В 1968 году интерес к загадкам воды подстегнут дискуссией об «аномальной» воде, исследуемой группой советских ученых под руководством члена-корреспондента АН СССР Бориса Дерягина[481]. Эта необычная вода образовывалась в узких кварцевых капиллярах, была почти в полтора раза более плотной и в пятнадцать раз более вязкой, чем вода обычная, замерзала при минус шестидесяти градусах по Цельсию, абсолютно не вписывалась в классическую диаграмму состояния и, согласно рабочей гипотезе, представляла собой «своеобразный полимер»[482]. «Аномальную» воду надеялись применять в технике и медицине и предполагали, что именно из нее могут состоять серебристые облака[483], – пока к 1973 году не выяснилось, что причиной необычных свойств такой воды были примеси силикатов[484].

Наконец, крайне многообещающей казалась «омагниченная» вода (т. е. вода, прошедшая обработку магнитными полями), которой занимался специалист по коллоидной химии, доктор наук Вилли Классен. Классен начинал с поиска промышленных применений «омагниченной» воды (уменьшение объемов накипи в котлах, ускорение затвердевания бетона, увеличение прочности литья, улучшение процессов флотации и проч.[485]), но быстро обратился к вопросам биологии и медицины: согласно собираемой информации, использование «омагниченной» воды повышает всхожесть семян и значительно увеличивает урожайность растений; кроме того, «омагниченная» вода имеет бактерицидные свойства («в омагниченной воде погибало более 90 % кишечных палочек»[486]) и помогает лечить мочекаменную болезнь[487]. Все вместе это вселяет в Классена небывалый оптимизм («“Живая” вода! Сколько стремлений и надежд связывали издавна люди с нею – она казалась панацеей от всех бед. В наше время сказочную “живую” воду заменила омагниченная вода»[488]), а вера в целебную силу магнитов перенимается многими советскими людьми, которые будут «омагничивать» питьевую воду в домашних условиях.
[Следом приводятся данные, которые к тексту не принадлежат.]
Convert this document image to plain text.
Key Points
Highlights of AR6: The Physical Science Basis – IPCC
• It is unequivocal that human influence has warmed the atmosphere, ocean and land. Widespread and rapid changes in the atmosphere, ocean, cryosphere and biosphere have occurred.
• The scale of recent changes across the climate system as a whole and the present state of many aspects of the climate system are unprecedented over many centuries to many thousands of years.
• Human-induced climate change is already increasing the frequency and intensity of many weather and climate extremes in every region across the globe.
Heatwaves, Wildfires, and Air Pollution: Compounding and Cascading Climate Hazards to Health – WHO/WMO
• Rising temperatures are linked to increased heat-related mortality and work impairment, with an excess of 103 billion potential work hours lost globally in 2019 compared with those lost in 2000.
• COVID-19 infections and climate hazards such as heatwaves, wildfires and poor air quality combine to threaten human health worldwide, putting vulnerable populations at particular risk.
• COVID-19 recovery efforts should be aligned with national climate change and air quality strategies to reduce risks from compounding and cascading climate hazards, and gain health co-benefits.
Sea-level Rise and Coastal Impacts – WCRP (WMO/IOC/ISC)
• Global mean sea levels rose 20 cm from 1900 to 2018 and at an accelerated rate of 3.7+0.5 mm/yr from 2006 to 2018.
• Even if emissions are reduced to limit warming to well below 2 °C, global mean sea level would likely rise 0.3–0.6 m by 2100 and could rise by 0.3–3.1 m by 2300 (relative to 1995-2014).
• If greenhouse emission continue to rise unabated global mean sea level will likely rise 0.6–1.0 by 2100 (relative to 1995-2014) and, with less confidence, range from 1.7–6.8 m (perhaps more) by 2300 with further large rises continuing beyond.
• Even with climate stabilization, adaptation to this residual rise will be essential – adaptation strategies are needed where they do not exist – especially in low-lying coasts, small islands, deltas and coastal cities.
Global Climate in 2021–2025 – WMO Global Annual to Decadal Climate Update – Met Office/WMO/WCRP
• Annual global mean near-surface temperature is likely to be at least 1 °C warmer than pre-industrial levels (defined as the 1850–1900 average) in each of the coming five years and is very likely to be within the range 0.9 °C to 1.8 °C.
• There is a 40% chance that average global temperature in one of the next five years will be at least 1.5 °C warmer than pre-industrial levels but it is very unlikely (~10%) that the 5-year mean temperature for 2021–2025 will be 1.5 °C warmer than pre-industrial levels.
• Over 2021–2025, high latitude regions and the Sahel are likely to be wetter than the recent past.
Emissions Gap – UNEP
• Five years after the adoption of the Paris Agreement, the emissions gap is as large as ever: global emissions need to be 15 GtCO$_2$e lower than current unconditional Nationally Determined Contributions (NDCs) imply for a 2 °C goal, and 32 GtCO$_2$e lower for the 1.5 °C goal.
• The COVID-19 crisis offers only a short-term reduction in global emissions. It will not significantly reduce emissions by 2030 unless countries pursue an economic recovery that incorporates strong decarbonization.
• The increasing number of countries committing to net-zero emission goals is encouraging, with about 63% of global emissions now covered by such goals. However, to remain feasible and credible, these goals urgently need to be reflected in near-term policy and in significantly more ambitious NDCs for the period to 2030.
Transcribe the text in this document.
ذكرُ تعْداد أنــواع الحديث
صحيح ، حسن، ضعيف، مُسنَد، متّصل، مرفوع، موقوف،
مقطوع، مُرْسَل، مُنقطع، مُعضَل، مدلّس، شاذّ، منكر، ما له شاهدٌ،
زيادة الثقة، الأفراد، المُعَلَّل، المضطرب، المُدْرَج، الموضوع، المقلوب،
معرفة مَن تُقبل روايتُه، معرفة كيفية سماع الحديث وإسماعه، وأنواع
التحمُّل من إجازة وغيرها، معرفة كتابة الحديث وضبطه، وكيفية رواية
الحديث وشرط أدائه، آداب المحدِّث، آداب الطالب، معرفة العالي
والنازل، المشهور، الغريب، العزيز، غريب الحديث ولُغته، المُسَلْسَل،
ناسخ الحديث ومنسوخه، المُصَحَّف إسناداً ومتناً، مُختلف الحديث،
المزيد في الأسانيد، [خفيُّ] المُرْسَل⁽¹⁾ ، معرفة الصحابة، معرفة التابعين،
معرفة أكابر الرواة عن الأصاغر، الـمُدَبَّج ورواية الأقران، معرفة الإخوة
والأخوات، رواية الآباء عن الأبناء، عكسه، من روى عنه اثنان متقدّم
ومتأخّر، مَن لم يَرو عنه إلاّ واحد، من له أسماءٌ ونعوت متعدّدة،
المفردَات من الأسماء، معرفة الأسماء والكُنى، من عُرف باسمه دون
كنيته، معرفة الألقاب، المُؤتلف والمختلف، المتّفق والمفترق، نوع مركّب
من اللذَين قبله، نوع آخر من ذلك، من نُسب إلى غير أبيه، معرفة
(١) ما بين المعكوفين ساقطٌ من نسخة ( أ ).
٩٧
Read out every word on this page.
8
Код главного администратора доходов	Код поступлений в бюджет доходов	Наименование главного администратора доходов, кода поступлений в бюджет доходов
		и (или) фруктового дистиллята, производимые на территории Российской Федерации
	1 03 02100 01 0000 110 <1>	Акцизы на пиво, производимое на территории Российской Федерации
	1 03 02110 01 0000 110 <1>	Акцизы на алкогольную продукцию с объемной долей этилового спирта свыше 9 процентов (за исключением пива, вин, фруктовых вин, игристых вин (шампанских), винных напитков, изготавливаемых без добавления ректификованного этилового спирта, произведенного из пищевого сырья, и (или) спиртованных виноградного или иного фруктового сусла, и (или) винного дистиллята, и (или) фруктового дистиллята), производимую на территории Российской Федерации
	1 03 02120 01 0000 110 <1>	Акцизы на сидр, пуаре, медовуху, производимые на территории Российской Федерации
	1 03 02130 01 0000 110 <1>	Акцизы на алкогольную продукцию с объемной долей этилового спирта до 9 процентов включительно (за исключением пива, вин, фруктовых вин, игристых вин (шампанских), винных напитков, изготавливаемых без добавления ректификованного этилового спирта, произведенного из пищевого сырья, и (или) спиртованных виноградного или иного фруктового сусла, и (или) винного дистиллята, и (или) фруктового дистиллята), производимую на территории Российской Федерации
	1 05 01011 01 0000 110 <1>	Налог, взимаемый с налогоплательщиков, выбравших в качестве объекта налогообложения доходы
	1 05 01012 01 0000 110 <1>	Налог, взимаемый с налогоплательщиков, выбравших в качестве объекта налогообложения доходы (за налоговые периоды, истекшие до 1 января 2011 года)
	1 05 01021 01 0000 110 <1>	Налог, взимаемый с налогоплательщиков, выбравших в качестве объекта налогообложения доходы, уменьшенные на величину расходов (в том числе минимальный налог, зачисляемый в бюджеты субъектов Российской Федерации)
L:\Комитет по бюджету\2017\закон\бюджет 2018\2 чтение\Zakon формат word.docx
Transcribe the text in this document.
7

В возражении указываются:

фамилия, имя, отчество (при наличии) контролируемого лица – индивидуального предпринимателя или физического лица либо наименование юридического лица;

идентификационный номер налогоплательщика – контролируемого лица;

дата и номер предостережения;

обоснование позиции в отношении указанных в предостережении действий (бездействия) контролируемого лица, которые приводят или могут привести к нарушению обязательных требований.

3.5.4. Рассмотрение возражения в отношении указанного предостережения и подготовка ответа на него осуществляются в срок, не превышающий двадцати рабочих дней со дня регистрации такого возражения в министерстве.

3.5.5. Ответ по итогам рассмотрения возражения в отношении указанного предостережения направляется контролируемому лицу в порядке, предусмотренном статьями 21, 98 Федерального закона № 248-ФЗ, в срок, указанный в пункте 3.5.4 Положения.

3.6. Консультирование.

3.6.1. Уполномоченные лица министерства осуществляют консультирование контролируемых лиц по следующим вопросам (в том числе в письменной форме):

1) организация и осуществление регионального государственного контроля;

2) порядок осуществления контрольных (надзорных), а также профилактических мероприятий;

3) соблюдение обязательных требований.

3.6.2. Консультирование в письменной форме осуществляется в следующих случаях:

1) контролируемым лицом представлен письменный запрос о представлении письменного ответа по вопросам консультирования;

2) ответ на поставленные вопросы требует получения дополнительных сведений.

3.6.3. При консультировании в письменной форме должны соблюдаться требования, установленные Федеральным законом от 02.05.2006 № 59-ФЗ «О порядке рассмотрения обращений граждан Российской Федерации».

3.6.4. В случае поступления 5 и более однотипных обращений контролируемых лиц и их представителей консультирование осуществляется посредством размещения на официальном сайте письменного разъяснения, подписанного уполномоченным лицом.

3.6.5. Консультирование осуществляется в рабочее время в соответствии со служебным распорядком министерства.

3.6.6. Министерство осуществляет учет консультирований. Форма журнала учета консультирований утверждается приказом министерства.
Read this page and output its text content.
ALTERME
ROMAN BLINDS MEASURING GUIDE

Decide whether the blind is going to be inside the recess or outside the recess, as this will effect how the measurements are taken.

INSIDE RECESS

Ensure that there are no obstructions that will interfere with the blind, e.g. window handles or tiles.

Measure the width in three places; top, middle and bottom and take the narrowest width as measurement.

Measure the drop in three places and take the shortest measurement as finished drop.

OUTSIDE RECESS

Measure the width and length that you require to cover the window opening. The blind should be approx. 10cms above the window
Подобные взгляды критикуются целым рядом советских ученых, а член-корреспондент АН СССР, биофизик Михаил Волькенштейн рассматривает воду чуть ли не в качестве медиума, легче всего переносящего лженауку, – и дает целый список примеров, куда попадают и «аномальная» вода Дерягина, и «омагниченная» вода Классена, а также «структурированная» вода: «Вода в течение длительного времени якобы “помнит” о том, что была заморожена, нагрета или подвергнута действию магнитного поля – ее структура медленно релаксирует. Талая вода особо полезна, так как в ней сохраняется квазикристаллическая структура льда. Этим объясняется долголетие горцев, пьющих ледниковую воду, а также, добавим от себя, стихийное тяготение детей к мороженому»[489]. И тем не менее советское общество потребления здоровья продолжает напряженно искать волшебные средства и чудесные вещества.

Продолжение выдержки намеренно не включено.